In the basic part, I follow the given pipeline, using multiscale features, which include brightness, texture and results from canny edge detector. To obtain texture map, I create a series of filter banks of odd-symmetric gaussian derivatives by convolving gaussian kernel with a sobel kernel, and rotating it with different angles. This process is used for different scales of gaussian kernel. Mask pairs are created according to different orientations and radius. By convolving the grayscale image with the filter bank, a vector feature is derived for each pixel and k-means is used to cluster the features, thus forming the tmap. Tmap and the brightness image are used to calculate the chi-distant with the masks. Finally, I use the simple mean of the features to multiply the canny results.

Specifically, the filter bank is a 16-by-2 cell matrix, corresponding to 16 orientations and 2 scales.

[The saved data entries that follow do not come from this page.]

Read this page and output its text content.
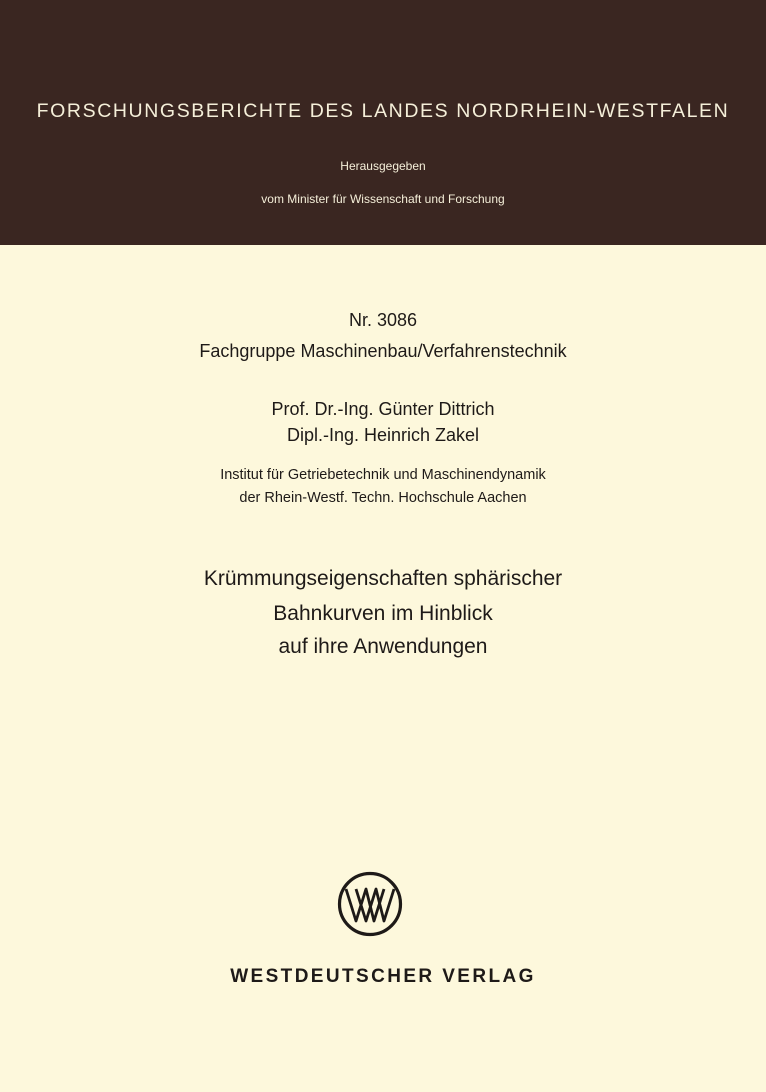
FORSCHUNGSBERICHTE DES LANDES NORDRHEIN-WESTFALEN
Herausgegeben
vom Minister für Wissenschaft und Forschung
Nr. 3086
Fachgruppe Maschinenbau/Verfahrenstechnik
Prof. Dr.-Ing. Günter Dittrich
Dipl.-Ing. Heinrich Zakel
Institut für Getriebetechnik und Maschinendynamik
der Rhein-Westf. Techn. Hochschule Aachen
Krümmungseigenschaften sphärischer
Bahnkurven im Hinblick
auf ihre Anwendungen
WESTDEUTSCHER VERLAG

And the masks is a 8-by-3-by-2 cell matrix, corresponding to 8 orientations in [0, 180] and 3 scales [5 10 20]. To compute chi-distance, using a single for loop to for every pixel, which is indicated by the project webpage. The size of the gaussian kernel is chosen as 6 * sigma + 1, which has the zero values at the edges. The result shows that, the pb-lite has beaten the other two baselines, canny and sobel.Fig. 1 shows the comparation of baseline canny and pb-lite, and Fig. 2 shows the comparation before and after improvement.

Fig. 1 From left to right: original image, baseline(canny) output, pb-lite output.

Fig. 2 Left: basic pb-lite, right: pb-lite after improvement.

Discussion and Extra Points

There are a lot of things can be done to improve the basic result performance, to earn extra credits, I have improved algorithm by the following steps:

Find better filter kernel size.
Find better ways to combine the features.
Use richer filter banks.
Use color as a feature channel.

1.Better kernel size

In the basic part, I use 6 * sigma + 1 as the size of the kernel, which makes the values of the edges zero. But when I reduce the size to 3 * sigma + 1, there is better performance. In Fig. 3, the performance is better especially when recall is less than 0.1. So I decide to use kernel size 3 * sigma + 1.

Fig. 3 Left: kernel size = 3 * sigma + 1, right: kernel size = 6 * sigma + 1.

2.Better ways to combine the features

In the basic part, I just calculate the means of all the features for each pixel. This is actually a linear combination of the features with a constant weight of 1/n. To improve it, I calculate the means of the features of every orientation, and find the maximum value from different orientations of each pixel, using the equation: mPb(x,y) = max(mPb(x,y,theta)). This process improves the performance a lot(Fig. 4). And now smaller kernel size results in better performance for lower recalls.

Fig. 4 Choosing the maximum value of the means from different the orientation improves the performance.
Left: kernel size = 3 * sigma + 1, right: kernel size = 6 * sigma + 1.

3.Richer filter banks

In the first step, I improved the filter banks by using 8 odd-symmetric gaussian derivatives, corresponding to 8 different orientations in [0, 180], 2 even-symmetric gaussian derivatives by convolving sobel filter with gaussian kernel twice, with 2 different orientations, and one difference of gaussian filter, which satisfies Gaussian(u, sigma) - Gaussian(u, 0.25 * sigma). Fig. 5 shows the improved filter bank.

Fig. 5 Improved filter banks: 8 odd- and 2 even-symmetric Gaussian derivative filters and one Difference of Gaussian Filter.

The improve of the performance is great, in lower recalls, the performance is better than gPb.(Fig. 6)

Fig. 6 Richer filter bank, lower recall performance is better than gPb. (kernel size = 6 * sigma + 1)

In the second step, I use a much richer filter bank. I use 8 even-symmtric gaussian derivative filters instead of 2 (Fig. 7). However, the performance drops down.(Fig. 8) So it is not true that the richer filter bank is, the better performance will be. We should carefully choose the filter bank.

Fig. 7 Improved filter banks: 8 odd- and even-symmetric Gaussian derivative filters and one Difference of Gaussian Filter.

Fig. 8 Using richer filter bank to improve the performance.
Left: kernel size = 3 * sigma + 1, right: kernel size = 6 * sigma + 1.

4.Use Color as additional feature channels

I use two color models to compare the performance:(1)RGB;(2)HSV. When using RGB model, the three channels(red, green, blue) are calculated separately as three additional feature channels. When using HSV, because the v-channels represents the value of brightness(the same as grayscale image), just calculate the H and S channels as addtional feature channels.

Fig. 9 Left: HSV, Middle: RGB, both are with a kernel size of 6 * sigma + 1, and Right: RGB with the filter bank in "Richer filter bank step 1"

The improvement by color is not that obvious as the previous improving methods. Maybe color information should not just be used as three separate channels. Better ways should be investigated.